Die Forschung ist zwar nicht unbedingt ein Grundprinzip des „Cloud-Denkens“, doch sie sollte bei der Beurteilung eines Cloud-Anbieters von keinem IT-Team außer Acht gelassen werden. Administratoren, die hybride Umgebungen verwalten, müssen bei der Beurteilung der Prozesse, Vereinbarungen zum Servicelevel (SLAs), empfohlenen Architekturen und verfügbaren Funktionen eines Cloud-Anbieters die nötige Sorgfalt walten lassen: Wird die benötigte Sicherheitsstufe geboten? Ist der angegebene Prozentsatz der Betriebszeit realistisch und zuverlässig? Wie belastbar ist die Umgebung? Dies sollte auch die Implementierung von Regeln und Vorschriften für die IT-Branche und das Unternehmen umfassen, um Probleme mit der Datencompliance zu vermeiden.

Diese vorausdenkenden SLA-Fragen und Regulierungsprozesse helfen dabei, den Umstieg auf ein hybrides Datencenter reibungsloser zu gestalten und wirken sich letztendlich darauf aus, wie erfolgreich ein Administrator Anwendungen in der Cloud verwalten kann.

Überwachung des gesamten Anwendungsstapels

Der Übergang zu Workloads in der Cloud geschieht nicht an einem Tag, auch wenn es nur wenige Workloads betrifft. In einigen Fällen kann die IT einfach Teile einer Anwendung in die Cloud migrieren. Ein erfolgreicher Umstieg erfordert jedoch ein zuverlässiges Überwachungssystem für den gesamten Anwendungsstapel. Um eine optimale Leistung zu gewährleisten, sollte alles getestet werden und die Auswirkungen jeder Änderung sollten genau bekannt sein. Die Cloud ermöglicht mehr Flexibilität, mehr Kontrolle und sofortige Änderungen – Faktoren, die sich in Ihrer monatlichen Rechnung niederschlagen. Dies schafft Verantwortung und die Möglichkeit, alles zu optimieren. Um eine hohe Geschwindigkeit, eine gute Zusammenarbeit und die Zufriedenheit der Endbenutzer zu gewährleisten, ist es bei der Verwaltung einer hybriden Umgebung unabdingbar, ein leistungsstarkes Tool zu verwenden, das einen transparenten Überblick über den Anwendungsstapel bietet und dabei nicht nur Informationen zur Integrität der physischen Infrastruktur und der Cloud-Umgebung liefert, sondern auch zur Leistung jeder einzelnen Anwendung.

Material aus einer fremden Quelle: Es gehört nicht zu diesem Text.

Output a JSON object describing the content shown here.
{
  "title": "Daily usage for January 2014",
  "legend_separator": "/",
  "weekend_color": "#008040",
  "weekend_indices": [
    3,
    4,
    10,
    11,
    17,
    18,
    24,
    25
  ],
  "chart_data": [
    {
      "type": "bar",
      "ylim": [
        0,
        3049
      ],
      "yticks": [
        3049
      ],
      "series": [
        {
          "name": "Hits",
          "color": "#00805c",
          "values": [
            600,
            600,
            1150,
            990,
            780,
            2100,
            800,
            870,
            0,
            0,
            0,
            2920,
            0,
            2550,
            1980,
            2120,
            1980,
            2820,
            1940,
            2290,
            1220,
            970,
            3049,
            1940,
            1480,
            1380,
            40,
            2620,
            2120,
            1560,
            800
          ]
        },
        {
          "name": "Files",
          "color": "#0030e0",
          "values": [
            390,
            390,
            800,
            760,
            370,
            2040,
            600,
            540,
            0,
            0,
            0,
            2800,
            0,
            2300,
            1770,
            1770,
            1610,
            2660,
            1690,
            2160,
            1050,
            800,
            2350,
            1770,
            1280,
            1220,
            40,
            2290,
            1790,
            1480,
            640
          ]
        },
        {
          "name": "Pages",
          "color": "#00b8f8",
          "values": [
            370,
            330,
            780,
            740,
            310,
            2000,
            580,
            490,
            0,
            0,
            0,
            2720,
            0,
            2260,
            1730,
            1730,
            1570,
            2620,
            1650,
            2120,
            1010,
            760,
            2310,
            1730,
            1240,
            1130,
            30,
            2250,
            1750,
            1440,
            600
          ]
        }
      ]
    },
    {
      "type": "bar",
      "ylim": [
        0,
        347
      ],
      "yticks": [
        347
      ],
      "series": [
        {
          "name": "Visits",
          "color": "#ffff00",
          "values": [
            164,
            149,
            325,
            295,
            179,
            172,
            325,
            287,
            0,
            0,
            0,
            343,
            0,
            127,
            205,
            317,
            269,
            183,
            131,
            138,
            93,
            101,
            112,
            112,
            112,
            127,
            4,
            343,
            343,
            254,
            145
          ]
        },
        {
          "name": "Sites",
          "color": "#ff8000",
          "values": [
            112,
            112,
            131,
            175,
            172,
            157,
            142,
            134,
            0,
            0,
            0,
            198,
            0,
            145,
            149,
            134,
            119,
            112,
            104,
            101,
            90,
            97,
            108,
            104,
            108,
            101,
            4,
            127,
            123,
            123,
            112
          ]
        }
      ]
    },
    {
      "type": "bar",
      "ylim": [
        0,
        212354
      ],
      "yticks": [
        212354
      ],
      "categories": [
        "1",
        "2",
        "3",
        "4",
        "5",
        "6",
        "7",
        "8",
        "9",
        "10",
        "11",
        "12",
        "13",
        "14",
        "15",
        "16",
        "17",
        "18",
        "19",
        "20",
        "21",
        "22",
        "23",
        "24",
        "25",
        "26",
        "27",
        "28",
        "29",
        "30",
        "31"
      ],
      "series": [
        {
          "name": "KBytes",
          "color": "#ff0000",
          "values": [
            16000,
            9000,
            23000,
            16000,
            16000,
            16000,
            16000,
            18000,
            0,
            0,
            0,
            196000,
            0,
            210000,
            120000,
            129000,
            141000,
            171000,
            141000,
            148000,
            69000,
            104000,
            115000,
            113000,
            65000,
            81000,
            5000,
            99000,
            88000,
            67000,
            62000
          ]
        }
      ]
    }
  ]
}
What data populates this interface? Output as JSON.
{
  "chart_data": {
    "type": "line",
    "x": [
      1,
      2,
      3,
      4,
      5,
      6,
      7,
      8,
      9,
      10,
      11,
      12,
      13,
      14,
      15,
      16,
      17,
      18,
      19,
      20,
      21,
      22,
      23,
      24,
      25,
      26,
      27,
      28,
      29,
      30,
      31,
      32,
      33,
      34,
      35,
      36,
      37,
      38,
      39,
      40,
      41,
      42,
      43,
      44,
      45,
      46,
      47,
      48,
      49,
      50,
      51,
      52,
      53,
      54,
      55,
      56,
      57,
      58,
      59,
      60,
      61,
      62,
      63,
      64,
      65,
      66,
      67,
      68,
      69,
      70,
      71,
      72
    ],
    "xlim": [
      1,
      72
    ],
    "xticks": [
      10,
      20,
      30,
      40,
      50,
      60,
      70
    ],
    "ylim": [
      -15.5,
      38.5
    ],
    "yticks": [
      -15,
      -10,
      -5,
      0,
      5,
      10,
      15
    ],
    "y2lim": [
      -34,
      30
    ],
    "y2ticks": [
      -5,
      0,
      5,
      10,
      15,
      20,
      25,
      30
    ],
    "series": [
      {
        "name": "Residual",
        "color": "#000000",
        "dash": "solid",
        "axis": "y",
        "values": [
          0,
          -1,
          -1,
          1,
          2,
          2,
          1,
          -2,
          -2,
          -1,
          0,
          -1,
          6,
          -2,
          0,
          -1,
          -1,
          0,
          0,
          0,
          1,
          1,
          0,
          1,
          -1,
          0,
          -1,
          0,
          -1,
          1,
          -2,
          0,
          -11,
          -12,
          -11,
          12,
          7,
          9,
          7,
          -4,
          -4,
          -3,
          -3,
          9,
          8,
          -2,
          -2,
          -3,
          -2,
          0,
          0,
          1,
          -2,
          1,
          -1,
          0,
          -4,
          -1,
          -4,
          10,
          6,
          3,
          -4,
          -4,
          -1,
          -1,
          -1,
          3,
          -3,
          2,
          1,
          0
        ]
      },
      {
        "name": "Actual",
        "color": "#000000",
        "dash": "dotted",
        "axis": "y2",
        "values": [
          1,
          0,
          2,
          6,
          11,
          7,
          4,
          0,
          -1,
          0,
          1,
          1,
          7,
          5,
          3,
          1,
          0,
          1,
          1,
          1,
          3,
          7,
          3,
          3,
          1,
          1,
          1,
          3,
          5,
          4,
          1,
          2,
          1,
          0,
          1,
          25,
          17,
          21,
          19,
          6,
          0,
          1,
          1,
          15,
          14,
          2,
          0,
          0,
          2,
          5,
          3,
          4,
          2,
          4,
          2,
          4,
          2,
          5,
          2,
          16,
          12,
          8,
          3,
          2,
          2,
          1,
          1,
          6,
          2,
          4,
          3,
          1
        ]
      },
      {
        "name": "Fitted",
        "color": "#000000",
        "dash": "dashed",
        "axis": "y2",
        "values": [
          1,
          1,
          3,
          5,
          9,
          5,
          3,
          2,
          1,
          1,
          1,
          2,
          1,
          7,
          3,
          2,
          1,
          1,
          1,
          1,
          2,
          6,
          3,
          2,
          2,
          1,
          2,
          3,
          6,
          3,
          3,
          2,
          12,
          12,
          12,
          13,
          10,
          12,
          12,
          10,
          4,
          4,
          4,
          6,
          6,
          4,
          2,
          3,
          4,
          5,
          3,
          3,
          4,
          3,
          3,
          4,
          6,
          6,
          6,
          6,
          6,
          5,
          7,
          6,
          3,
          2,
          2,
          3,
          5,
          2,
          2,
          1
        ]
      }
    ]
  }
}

Auch wenn diese Best Practices aus der Cloud stammen, können sie auch für die herkömmliche lokale IT sehr hilfreich sein. Selbst dann, wenn Anwendungen unverändert in die Cloud übertragen werden, besteht das Ziel des Verschiebens einzelner Workloads in die Cloud darin, dass IT-Abteilungen zunehmend cloudbasierte Prinzipien und neu verfügbare Dienste nutzen und somit von den Vorteilen profitieren können, die die „cloud-native“-Unternehmen von heute bereits genießen. Mit diesen „Best Practices“ im Hinterkopf gelingt es Administratoren, die Grenze zwischen der Verwaltung lokaler und cloudbasierter Anwendungen verschwimmen zu lassen und letztlich ein schnelleres und agileres Unternehmen zu schaffen.